Carbon data is becoming a buying criterion in travel ads
A growing share of travellers are factoring carbon impact into their destination choice — and the ad-tech to show carbon footprint at the moment of choice is finally catching up. Expect carbon-aware media planning to become standard for tourism boards by 2027.
The shift in traveller behaviour
Booking.com's Sustainable Travel Report 2026 found that 42% of Dutch and 38% of German travellers say carbon impact is now a significant factor in their destination choice. Five years ago it was 12%.

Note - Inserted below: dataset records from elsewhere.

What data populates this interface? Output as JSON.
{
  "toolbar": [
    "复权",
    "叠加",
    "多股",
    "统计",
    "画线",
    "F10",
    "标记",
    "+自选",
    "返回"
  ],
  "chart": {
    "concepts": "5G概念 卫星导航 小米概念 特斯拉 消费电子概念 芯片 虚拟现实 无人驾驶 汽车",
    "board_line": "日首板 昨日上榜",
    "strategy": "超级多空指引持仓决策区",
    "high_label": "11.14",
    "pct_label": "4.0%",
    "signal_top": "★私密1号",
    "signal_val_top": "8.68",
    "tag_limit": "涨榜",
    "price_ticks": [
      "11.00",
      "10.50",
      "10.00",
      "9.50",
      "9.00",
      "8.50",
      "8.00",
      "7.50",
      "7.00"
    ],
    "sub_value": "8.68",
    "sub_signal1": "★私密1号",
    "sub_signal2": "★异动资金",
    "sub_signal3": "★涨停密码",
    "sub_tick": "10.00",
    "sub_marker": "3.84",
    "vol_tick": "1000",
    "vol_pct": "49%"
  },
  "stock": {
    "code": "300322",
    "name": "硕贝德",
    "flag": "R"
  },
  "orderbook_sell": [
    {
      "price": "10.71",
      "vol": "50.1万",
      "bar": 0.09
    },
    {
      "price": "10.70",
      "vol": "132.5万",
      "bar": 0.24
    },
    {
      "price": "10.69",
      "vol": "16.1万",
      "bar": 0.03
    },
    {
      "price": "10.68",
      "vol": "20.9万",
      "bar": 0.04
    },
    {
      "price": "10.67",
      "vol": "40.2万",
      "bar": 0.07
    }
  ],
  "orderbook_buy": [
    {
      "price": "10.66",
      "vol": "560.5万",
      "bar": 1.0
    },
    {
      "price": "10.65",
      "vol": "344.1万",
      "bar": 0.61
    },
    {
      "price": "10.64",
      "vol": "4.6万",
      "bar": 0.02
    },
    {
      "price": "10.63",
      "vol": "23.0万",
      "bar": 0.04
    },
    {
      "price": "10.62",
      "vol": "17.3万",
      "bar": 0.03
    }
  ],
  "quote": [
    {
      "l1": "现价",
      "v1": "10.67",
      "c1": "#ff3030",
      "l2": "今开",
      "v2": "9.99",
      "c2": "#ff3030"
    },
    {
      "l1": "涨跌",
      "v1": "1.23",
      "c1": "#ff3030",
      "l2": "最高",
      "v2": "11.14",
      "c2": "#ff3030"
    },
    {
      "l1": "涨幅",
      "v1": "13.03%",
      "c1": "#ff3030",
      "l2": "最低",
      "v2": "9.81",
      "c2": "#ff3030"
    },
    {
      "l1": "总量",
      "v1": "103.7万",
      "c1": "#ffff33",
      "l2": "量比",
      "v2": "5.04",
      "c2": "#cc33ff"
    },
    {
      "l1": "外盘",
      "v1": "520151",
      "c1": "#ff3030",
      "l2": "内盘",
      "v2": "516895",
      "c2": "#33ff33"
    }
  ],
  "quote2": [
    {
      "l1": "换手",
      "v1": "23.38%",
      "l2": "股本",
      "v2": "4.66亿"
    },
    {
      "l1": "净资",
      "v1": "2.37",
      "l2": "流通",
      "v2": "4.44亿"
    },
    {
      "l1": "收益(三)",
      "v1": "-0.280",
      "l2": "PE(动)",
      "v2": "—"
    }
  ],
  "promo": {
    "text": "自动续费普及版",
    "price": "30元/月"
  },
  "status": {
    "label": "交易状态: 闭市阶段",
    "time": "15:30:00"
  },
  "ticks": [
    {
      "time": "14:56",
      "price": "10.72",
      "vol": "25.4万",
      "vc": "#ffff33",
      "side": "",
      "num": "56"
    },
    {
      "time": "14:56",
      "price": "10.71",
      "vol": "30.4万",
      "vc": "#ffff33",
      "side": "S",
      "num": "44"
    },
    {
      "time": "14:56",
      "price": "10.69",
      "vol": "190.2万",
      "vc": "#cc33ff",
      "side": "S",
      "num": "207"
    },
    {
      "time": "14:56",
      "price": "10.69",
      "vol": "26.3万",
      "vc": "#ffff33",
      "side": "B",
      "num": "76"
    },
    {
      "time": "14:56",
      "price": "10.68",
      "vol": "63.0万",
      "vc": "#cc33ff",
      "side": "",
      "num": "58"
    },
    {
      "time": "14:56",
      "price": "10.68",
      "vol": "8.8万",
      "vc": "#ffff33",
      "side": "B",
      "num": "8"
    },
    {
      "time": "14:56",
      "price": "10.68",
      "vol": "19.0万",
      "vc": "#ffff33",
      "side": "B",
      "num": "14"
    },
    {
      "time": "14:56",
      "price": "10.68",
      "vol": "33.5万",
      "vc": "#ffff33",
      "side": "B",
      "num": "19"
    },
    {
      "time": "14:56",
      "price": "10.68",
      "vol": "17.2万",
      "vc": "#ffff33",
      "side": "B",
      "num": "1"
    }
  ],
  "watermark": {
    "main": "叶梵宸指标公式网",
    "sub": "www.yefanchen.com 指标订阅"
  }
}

The shift is most pronounced for short-haul European travel where train alternatives exist, and least pronounced for long-haul where the choice is essentially binary.
The ad-tech catching up
Three things matured in 2025-26: standardised carbon footprint APIs (IATA's Travel Impact Model, Google's Travel Sustainability data), creative auto-personalisation that swaps copy based on origin-destination carbon profile, and consumer-facing carbon labels in Booking.com and Skyscanner.
What's still missing: a standard for measuring the carbon footprint of the advertising itself. Spalder is piloting one this season.
What destinations should do
Don't lead with carbon — lead with experience and let carbon be a tie-breaker. Highlight train accessibility, low-impact accommodations and shoulder-season options in your creative, but keep the message about why someone should visit, not why they shouldn't.
And measure: which audiences engage more with low-carbon framing? Often it's a smaller, more affluent segment that converts better.